In der Dunkelheit war die bleiche Visage des Nekromantens nur zu erahnen, als Phedro die Klippen hinaufstieg. Nur das rötliche Glimmen einer Zigarette tauchte die Narbenvisage für den Hauch eines Herzschlages in ein warmes Licht und trug den Geruch von billigen Tabak über die scharfkantigen Felswände hinüber zu dem Schiffsjungen. Die Strapazen und Anstrengungen im Kampf gegen den Mantel waren dem Mann in diesem Moment nicht anzusehen, viel zu viele Schatten überzogen sein Gesicht und machten es schwer daraus zu lesen. Er trat auf den Jungen zu, blieb aber gut zwei Schritt vor diesem stehen. Phedro zauderte nicht und straffte jeden Muskel, der vor Angst und Kälte erzittern wollte, während sein Herz bei jedem Schritt, den Vaas auf ihn zu tat, wild in seiner Brust schlug und trat ihm letztendlich stramm entgegen.
Zwei Schritte jedoch nur.
Denn zu weit wollte er sich nicht vom Abgrund entfernen.

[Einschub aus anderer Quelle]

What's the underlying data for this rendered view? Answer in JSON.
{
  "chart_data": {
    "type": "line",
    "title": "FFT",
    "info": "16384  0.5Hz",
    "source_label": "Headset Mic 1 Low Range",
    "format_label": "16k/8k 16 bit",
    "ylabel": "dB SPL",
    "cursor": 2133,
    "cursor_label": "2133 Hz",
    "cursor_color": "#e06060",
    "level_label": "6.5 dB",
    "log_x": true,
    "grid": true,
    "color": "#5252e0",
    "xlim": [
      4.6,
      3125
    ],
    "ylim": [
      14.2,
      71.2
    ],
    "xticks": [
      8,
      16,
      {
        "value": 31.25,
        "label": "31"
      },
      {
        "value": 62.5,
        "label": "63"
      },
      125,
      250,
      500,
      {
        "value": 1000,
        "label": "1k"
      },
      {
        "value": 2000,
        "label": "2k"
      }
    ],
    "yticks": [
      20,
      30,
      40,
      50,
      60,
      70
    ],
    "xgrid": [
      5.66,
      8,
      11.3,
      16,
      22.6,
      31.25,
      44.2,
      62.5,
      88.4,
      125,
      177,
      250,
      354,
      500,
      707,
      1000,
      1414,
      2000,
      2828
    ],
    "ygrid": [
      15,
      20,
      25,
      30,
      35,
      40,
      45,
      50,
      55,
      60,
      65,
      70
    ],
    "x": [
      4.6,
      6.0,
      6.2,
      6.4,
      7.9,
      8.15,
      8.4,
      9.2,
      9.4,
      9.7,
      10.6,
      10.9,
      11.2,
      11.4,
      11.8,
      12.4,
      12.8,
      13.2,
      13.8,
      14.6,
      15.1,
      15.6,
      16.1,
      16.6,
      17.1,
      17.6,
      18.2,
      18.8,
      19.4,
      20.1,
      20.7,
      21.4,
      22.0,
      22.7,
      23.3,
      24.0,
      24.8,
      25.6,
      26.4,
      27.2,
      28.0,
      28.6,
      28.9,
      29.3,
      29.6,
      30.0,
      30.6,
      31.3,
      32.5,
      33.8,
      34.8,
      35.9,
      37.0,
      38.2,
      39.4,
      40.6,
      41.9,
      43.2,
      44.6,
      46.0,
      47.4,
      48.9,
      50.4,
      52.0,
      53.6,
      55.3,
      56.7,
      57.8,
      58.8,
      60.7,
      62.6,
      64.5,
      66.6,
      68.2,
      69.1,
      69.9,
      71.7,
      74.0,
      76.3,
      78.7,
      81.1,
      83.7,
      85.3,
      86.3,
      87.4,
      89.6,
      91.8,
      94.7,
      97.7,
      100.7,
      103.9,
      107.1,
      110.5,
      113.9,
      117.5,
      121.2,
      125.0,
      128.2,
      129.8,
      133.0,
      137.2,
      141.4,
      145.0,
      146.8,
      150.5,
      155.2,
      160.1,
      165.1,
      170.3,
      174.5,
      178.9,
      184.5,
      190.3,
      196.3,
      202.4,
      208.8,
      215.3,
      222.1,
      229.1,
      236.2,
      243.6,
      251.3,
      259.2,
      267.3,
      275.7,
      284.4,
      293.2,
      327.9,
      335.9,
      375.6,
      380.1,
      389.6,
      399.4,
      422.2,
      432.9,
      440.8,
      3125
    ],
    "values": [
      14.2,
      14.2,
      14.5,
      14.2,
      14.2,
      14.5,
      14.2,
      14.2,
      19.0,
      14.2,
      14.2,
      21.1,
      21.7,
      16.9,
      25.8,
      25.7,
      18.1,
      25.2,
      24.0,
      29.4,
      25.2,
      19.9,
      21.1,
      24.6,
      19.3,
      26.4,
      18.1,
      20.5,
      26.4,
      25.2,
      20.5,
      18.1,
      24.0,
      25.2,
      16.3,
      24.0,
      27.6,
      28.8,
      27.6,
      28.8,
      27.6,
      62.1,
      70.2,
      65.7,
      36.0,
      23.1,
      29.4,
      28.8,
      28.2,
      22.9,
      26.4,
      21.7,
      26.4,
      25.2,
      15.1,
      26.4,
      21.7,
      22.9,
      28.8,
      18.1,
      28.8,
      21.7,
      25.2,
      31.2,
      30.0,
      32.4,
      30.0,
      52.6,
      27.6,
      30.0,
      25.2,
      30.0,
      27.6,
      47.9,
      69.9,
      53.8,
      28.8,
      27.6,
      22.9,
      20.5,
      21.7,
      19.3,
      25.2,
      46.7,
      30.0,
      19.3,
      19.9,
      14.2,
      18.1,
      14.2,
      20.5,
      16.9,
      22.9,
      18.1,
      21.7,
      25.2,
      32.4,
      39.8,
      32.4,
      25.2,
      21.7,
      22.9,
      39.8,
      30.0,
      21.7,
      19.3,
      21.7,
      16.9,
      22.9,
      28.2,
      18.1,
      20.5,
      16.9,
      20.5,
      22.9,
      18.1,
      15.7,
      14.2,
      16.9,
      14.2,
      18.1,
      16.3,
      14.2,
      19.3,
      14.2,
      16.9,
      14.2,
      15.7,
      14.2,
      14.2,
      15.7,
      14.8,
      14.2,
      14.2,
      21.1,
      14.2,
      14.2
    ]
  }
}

„Bist du bereit?“ Vaas' Stimme war erstaunlich ruhig und drang in einem rauen Raunen über seine Lippen, während der Slang vollkommen fehlte.

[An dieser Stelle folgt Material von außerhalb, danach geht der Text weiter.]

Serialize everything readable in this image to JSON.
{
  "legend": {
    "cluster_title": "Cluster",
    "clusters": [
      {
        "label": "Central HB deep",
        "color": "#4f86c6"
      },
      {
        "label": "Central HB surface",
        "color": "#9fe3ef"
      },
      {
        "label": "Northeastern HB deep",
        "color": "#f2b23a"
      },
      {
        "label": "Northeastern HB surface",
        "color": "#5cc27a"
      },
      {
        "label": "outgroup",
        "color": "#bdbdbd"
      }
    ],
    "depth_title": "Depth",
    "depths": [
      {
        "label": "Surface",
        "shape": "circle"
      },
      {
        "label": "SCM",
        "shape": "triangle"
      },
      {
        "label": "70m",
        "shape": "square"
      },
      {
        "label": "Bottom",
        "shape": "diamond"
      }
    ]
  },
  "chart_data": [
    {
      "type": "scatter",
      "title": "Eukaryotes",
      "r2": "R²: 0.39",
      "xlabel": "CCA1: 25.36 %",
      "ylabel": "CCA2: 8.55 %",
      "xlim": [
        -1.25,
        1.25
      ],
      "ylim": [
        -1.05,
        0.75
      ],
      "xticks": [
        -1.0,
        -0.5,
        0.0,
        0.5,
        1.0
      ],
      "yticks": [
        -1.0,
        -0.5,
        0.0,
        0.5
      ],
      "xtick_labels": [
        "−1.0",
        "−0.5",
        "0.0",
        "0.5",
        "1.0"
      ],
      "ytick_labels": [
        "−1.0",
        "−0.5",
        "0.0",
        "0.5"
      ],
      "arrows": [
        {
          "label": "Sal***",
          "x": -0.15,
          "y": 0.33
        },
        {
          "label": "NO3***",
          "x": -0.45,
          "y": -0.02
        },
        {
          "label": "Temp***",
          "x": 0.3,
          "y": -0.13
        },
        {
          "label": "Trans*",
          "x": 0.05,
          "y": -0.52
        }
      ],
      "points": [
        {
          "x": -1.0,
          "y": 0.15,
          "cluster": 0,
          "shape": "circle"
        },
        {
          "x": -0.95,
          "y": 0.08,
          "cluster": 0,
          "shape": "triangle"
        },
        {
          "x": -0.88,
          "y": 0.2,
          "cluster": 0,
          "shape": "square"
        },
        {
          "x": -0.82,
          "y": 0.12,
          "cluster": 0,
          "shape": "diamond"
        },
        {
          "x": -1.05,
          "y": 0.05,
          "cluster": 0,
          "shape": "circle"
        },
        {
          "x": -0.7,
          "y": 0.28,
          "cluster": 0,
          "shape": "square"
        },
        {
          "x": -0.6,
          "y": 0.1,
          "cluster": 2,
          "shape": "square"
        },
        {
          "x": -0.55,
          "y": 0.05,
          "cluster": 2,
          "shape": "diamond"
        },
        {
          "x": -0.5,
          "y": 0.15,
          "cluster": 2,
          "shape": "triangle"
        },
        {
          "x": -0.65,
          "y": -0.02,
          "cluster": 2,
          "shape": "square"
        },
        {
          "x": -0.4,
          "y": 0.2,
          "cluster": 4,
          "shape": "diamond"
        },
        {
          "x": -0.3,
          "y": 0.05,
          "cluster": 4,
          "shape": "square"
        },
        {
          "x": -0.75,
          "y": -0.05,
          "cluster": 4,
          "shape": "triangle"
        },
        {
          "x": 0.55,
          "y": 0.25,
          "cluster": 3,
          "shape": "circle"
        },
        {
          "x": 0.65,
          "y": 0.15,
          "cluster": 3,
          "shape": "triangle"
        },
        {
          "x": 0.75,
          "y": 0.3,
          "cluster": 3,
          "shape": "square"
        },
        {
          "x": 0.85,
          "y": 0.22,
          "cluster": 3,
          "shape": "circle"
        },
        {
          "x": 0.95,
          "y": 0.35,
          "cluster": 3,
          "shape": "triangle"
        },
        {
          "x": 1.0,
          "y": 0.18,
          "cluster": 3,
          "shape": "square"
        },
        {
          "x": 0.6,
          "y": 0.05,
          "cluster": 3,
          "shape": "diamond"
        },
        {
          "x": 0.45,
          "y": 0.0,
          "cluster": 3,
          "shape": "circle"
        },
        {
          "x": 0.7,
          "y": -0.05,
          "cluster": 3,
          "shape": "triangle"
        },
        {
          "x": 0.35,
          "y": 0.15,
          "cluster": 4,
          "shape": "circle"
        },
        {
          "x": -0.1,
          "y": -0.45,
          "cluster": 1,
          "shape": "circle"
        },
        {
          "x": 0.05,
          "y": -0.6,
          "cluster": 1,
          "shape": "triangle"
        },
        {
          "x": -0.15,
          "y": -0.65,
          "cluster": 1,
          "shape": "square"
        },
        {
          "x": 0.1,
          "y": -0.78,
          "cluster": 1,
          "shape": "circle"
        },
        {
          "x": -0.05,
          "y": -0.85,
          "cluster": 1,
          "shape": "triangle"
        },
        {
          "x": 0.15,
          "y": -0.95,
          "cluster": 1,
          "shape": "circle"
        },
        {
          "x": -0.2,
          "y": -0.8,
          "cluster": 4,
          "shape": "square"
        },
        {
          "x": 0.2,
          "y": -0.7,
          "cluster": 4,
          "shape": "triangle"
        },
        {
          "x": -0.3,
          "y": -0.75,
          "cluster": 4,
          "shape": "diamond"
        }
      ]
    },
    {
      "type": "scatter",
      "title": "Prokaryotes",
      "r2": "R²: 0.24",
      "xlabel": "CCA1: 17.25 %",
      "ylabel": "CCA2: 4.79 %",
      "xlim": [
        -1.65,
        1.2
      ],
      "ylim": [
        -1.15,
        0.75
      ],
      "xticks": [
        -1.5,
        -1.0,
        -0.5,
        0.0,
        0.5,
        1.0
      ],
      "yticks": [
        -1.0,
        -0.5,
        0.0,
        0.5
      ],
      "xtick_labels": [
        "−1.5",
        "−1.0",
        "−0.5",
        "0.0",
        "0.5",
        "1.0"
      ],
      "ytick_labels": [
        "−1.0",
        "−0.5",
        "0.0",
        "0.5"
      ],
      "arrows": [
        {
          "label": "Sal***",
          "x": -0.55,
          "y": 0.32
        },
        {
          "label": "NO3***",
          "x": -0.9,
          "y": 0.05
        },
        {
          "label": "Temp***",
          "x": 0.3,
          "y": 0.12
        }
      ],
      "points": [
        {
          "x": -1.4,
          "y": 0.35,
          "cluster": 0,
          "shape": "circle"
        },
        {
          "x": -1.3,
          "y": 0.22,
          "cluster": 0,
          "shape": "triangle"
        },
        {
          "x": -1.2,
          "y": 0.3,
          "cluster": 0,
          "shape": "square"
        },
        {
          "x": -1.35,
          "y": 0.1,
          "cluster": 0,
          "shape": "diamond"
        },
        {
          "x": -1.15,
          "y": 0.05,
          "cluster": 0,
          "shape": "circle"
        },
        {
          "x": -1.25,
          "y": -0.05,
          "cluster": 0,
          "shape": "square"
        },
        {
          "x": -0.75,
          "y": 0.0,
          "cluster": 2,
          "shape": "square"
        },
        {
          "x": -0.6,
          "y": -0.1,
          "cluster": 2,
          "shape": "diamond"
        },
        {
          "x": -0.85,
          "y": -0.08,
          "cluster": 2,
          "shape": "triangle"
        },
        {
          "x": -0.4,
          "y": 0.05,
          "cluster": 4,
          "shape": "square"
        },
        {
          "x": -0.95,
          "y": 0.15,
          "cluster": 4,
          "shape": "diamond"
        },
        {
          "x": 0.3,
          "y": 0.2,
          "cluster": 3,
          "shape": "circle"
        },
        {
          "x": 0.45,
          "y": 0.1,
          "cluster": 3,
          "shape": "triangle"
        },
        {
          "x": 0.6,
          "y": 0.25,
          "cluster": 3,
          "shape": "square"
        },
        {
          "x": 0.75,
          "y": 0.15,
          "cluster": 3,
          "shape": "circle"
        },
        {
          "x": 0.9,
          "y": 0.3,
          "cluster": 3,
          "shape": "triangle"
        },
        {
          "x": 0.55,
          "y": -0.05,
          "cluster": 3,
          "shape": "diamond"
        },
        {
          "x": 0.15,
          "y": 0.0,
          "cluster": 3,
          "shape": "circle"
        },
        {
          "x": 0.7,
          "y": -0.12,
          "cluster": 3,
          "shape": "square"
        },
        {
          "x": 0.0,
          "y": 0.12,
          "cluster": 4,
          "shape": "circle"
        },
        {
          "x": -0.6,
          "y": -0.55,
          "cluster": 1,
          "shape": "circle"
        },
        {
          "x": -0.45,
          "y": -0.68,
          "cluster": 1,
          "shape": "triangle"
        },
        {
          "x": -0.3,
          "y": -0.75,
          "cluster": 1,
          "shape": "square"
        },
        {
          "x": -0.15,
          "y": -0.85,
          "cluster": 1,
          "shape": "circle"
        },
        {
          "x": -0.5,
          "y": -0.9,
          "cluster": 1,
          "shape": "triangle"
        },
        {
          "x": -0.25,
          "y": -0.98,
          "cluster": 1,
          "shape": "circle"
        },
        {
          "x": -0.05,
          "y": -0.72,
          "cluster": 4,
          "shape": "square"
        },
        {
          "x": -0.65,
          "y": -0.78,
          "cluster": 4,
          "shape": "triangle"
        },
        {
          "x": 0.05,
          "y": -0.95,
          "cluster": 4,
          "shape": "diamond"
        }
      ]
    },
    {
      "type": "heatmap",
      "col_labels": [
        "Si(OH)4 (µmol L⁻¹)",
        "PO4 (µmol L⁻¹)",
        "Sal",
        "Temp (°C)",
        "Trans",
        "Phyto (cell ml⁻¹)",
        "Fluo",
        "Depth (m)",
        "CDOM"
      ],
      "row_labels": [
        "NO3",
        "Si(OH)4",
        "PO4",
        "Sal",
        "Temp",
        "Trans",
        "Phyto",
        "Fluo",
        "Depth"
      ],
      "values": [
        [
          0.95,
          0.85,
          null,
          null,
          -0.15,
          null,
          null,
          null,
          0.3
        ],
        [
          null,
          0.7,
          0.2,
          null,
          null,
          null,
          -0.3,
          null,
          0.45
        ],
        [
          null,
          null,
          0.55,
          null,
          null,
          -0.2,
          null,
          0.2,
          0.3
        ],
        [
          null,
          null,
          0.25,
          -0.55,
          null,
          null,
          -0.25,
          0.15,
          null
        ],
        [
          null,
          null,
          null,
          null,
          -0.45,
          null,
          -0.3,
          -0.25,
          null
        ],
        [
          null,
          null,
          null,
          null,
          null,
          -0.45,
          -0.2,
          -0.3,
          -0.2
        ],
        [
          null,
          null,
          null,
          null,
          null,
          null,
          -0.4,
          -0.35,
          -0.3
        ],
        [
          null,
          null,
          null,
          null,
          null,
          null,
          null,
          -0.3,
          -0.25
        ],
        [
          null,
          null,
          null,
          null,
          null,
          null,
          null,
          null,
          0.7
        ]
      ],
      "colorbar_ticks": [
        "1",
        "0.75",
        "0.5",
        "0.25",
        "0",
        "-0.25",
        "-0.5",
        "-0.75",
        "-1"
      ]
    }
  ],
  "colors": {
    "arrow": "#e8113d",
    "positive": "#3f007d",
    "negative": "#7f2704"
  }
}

„Fast. Ich möchte, dass du Salvian etwas von mir überbringst. Ein Memento unserer Freundschaft.“
Der Nekromant merkte auf, als Phedro ihn um einen letzten Gefallen bat und beobachtete, wie dieser eine Pulverflasche von seinem Gurt löste und sie ihm reichte. Sie war schwarz und von großer Schlichtheit, darauf eine eingravierte Narrenkappe. „Kannst du das für mich tun?“
Die Fluppe im Mundwinkel glimmte noch ein letztes Mal auf, ehe der Ältere sie aus dem Mundwinkel zupfte und zur Seite weg schnipste, wo sie vom Winde davon getragen wurde, als wolle dieser auch jede kleinste Spur hier oben verwischen. Der letzte Dunst wurde durch die Nase ausgeatmet, während das intensive Grün vom Jungen auf das Kleinod und wieder zurück zuckte, er es aber letztendlich entgegen nahm und von allen Seiten betrachtete. "Einem Sterbenden, der mutig Grenth gegenüber tritt, schlägt man keine Bitte ab. Es wird bei ihm ankommen, du hast mein Wort."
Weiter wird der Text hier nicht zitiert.